Спрыгнув с подводы, возница стукнул в ворота. Послышались шаги. На пороге показалась высокая статная старуха с густыми бровями и благородным, все еще красивым лицом, сразу же напомнившим Тане лицо Фонаря.

— Матрена, принимай барышню с города, — сказал возница, — тебе за нее писали.

— Знаю, конечно, — старуха кивнула с достоинством, повернулась к Тане: — Пойдем, милая. Небось, устала с дороги. Сейчас чайку попьем.

— Ну, я поехал. Чего Туче передать? — спросила возница.

— Передай, что я желаю ему удачи! — усмехнулась Таня. — Бывшей удачи Алмазной.

Дом был обставлен добротной мебелью, но без излишеств. Матрена поселила Таню в чистой и просторной комнате на втором этаже. Окна ее выходили на лиман. В них можно было рассмотреть и отдаленный силуэт крепости, чернеющий в быстро наступающей ночи. Как немой великан, она застыла безмолвным стражем над всем миром, и Таня не могла оторвать от нее глаз.

— Не была здесь раньше, что ли? — спросила Матрена.

— Никогда, — сказала Таня, — а жаль...

— И правда жаль, — согласилась хозяйка. — Здесь священное место для многих людей на земле.

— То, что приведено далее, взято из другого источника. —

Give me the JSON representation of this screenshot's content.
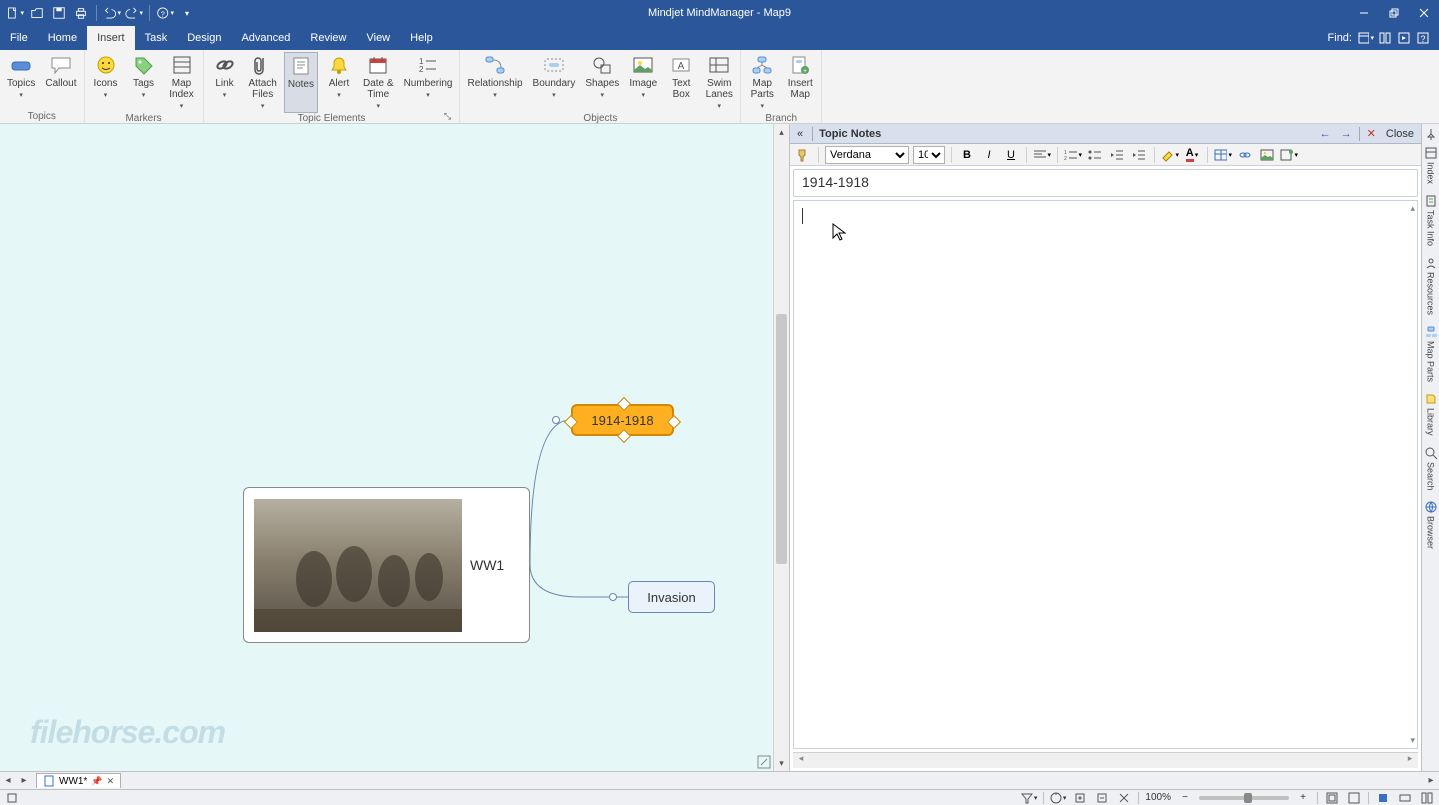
{
  "app_title": "Mindjet MindManager - Map9",
  "find_label": "Find:",
  "menu": {
    "items": [
      "File",
      "Home",
      "Insert",
      "Task",
      "Design",
      "Advanced",
      "Review",
      "View",
      "Help"
    ],
    "active_index": 2
  },
  "ribbon": {
    "groups": [
      {
        "label": "Topics",
        "buttons": [
          {
            "name": "topics",
            "label": "Topics",
            "dd": true
          },
          {
            "name": "callout",
            "label": "Callout",
            "dd": false
          }
        ]
      },
      {
        "label": "Markers",
        "buttons": [
          {
            "name": "icons",
            "label": "Icons",
            "dd": true
          },
          {
            "name": "tags",
            "label": "Tags",
            "dd": true
          },
          {
            "name": "map-index",
            "label": "Map\nIndex",
            "dd": true
          }
        ]
      },
      {
        "label": "Topic Elements",
        "launcher": true,
        "buttons": [
          {
            "name": "link",
            "label": "Link",
            "dd": true
          },
          {
            "name": "attach-files",
            "label": "Attach\nFiles",
            "dd": true
          },
          {
            "name": "notes",
            "label": "Notes",
            "dd": false,
            "active": true
          },
          {
            "name": "alert",
            "label": "Alert",
            "dd": true
          },
          {
            "name": "date-time",
            "label": "Date &\nTime",
            "dd": true
          },
          {
            "name": "numbering",
            "label": "Numbering",
            "dd": true
          }
        ]
      },
      {
        "label": "Objects",
        "buttons": [
          {
            "name": "relationship",
            "label": "Relationship",
            "dd": true
          },
          {
            "name": "boundary",
            "label": "Boundary",
            "dd": true
          },
          {
            "name": "shapes",
            "label": "Shapes",
            "dd": true
          },
          {
            "name": "image",
            "label": "Image",
            "dd": true
          },
          {
            "name": "text-box",
            "label": "Text\nBox",
            "dd": false
          },
          {
            "name": "swim-lanes",
            "label": "Swim\nLanes",
            "dd": true
          }
        ]
      },
      {
        "label": "Branch",
        "buttons": [
          {
            "name": "map-parts",
            "label": "Map\nParts",
            "dd": true
          },
          {
            "name": "insert-map",
            "label": "Insert\nMap",
            "dd": false
          }
        ]
      }
    ]
  },
  "canvas": {
    "central": "WW1",
    "sub1": "1914-1918",
    "sub2": "Invasion"
  },
  "notes": {
    "panel_title": "Topic Notes",
    "close_label": "Close",
    "font": "Verdana",
    "size": "10",
    "title_text": "1914-1918"
  },
  "right_tabs": [
    "Index",
    "Task Info",
    "Resources",
    "Map Parts",
    "Library",
    "Search",
    "Browser"
  ],
  "doc_tab": {
    "name": "WW1*"
  },
  "status": {
    "zoom": "100%"
  },
  "watermark": "filehorse.com"
}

— Для каких? — Таня удивленно посмотрела на нее.

— Для тех, кто верит в вечность и силу. Это место силы, — пояснила Матрена, — это страж, стоящий на пороге между двух миров — добра и зла.

Таня поразилась, как красиво старуха говорила — совсем не как безграмотная крестьянка, а как знахарка и целительница человеческих душ. Таня подумала, что так и могло быть на самом деле.

Матрена провела ее в столовую на первом этаже дома, где уже кипел большой самовар, а на столе, заставленном фруктами, соблазнительной горой высились посыпанные сахарной пудрой плюшки. У Тани даже слюнки потекли!

— Я тебя ждала, — пояснила Матрена, — люди ваши написали. Товарищ моего сына — мой друг. Ты же из его мира, правда?

— Правда, — призналась Таня, — только нет уже этого мира. Когда Фона... Когда ваш сын вернется, этого мира уже не будет.

— Он не вернется, — спокойно сказала Матрена, присаживаясь к столу, — он навсегда останется там.

— Как вы можете так говорить? — Таня рухнула на стул, глядя на нее во все глаза.

— Правду говорю — потому что вижу, — пояснила Матрена, — я многое вижу... Что будет... И про тебя вижу кое-что...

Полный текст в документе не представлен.